Geographic flexibility: With self-hosted anycast, you can deploy DNS servers in any location — your own data centers, colocation facilities, cloud regions, or edge locations — and control the geographic routing via BGP community strings and local preference settings. Commercial providers limit you to their PoP locations.

Regulatory compliance: Some organizations have data sovereignty requirements that mandate DNS resolution within specific jurisdictions. Self-hosted anycast lets you deploy DNS servers in precisely the right locations while maintaining full control over query logging and data handling.

For DNS server selection, see our authoritative DNS comparison. For DNS security hardening, check our DNS cache hardening guide. For DNS-over-QUIC setup, our DoQ server comparison covers modern encrypted DNS protocols.

Choosing the Right Anycast Health Checker

Choose anycast-healthchecker if: You want a dedicated, purpose-built health monitoring tool that works with any BGP daemon. Its service-agnostic design, DNS-aware checking, and clean separation of health monitoring from route management make it the most flexible option for complex anycast deployments.

Choose BIRD if: You need a full BGP routing daemon with integrated health checking. BIRD is the right choice when you’re already running BGP for other purposes (peering, transit, route servers) and want to consolidate anycast route management into the same daemon. BFD support provides the fastest failover times.

Choose Keepalived if: You need both VRRP-based failover and anycast route management from a single tool. Keepalived is ideal for deployments where you have active/passive server pairs within a site (managed by VRRP) and anycast across sites (managed by BGP advertisements triggered by Keepalived state changes).

FAQ

What is DNS Anycast and how does it work?

DNS Anycast works by advertising the same IP address from multiple geographic locations via BGP. Internet routers automatically direct DNS queries to the topologically nearest location. This provides both load distribution (queries spread across all locations) and high availability (if one location fails, traffic routes to the next nearest).

Why do I need health checking for anycast?

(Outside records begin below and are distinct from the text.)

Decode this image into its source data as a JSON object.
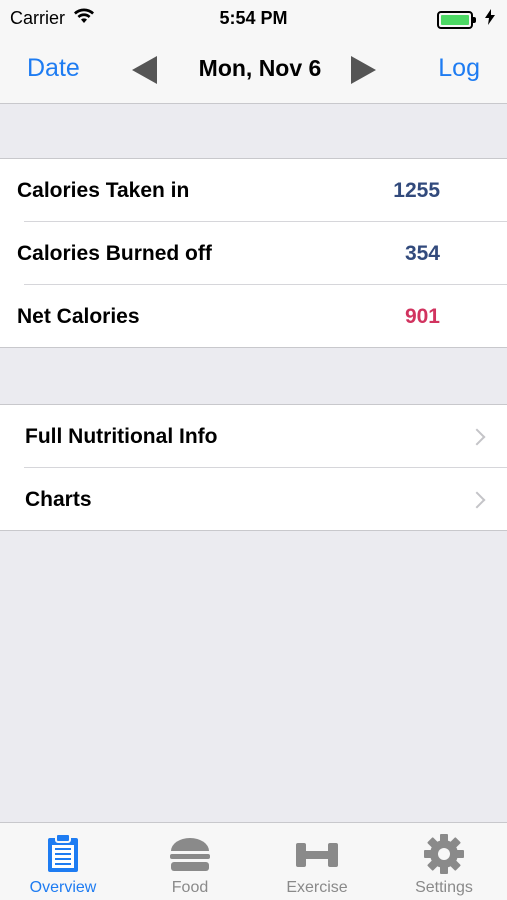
{
  "status": {
    "carrier": "Carrier",
    "time": "5:54 PM"
  },
  "nav": {
    "left_label": "Date",
    "title": "Mon, Nov 6",
    "right_label": "Log"
  },
  "summary": [
    {
      "label": "Calories Taken in",
      "value": "1255"
    },
    {
      "label": "Calories Burned off",
      "value": "354"
    },
    {
      "label": "Net Calories",
      "value": "901"
    }
  ],
  "links": [
    {
      "label": "Full Nutritional Info"
    },
    {
      "label": "Charts"
    }
  ],
  "tabs": [
    {
      "label": "Overview",
      "icon": "clipboard-icon",
      "active": true
    },
    {
      "label": "Food",
      "icon": "burger-icon"
    },
    {
      "label": "Exercise",
      "icon": "dumbbell-icon"
    },
    {
      "label": "Settings",
      "icon": "gear-icon"
    }
  ],
  "colors": {
    "accent": "#1e7cf2",
    "value_blue": "#324a7c",
    "value_pink": "#d1335f",
    "battery": "#4cd964"
  }
}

Without health checking, BGP continues advertising the anycast IP from a failed node. Queries sent to that location are dropped, causing DNS resolution failures for clients routed there. Health checking detects service failures and withdraws the BGP advertisement, ensuring queries only reach healthy nodes.

How fast should anycast failover be?

With proper health checking, failover should complete in 1-5 seconds. BFD (Bidirectional Forwarding Detection) with BIRD achieves the fastest times (1-3 seconds). Script-based checks with anycast-healthchecker or Keepalived typically take 2-5 seconds depending on check interval and failure threshold settings.

Can I run DNS anycast on cloud VMs?

Yes, but with caveats. Most cloud providers don’t support BGP advertisement from individual VMs. You need either: (a) dedicated servers with BGP peering capability, (b) cloud providers that support BGP (e.g., AWS Direct Connect, Google Cloud Interconnect), or (c) a hosting provider that offers BGP anycast as a service.

Does anycast-healthchecker work with FRRouting?

Yes. anycast-healthchecker manages static routes on the local system, and FRRouting (like BIRD) can redistribute static routes into BGP. This means anycast-healthchecker is compatible with any BGP daemon that supports static route redistribution.

Should I use anycast for internal DNS?

Anycast is most valuable for public-facing DNS services. For internal DNS, simpler approaches like DNS forwarding with multiple upstream servers or VRRP-based failover are usually sufficient. Anycast makes sense for internal DNS only when you have geographically distributed sites and want clients to automatically connect to the nearest DNS server.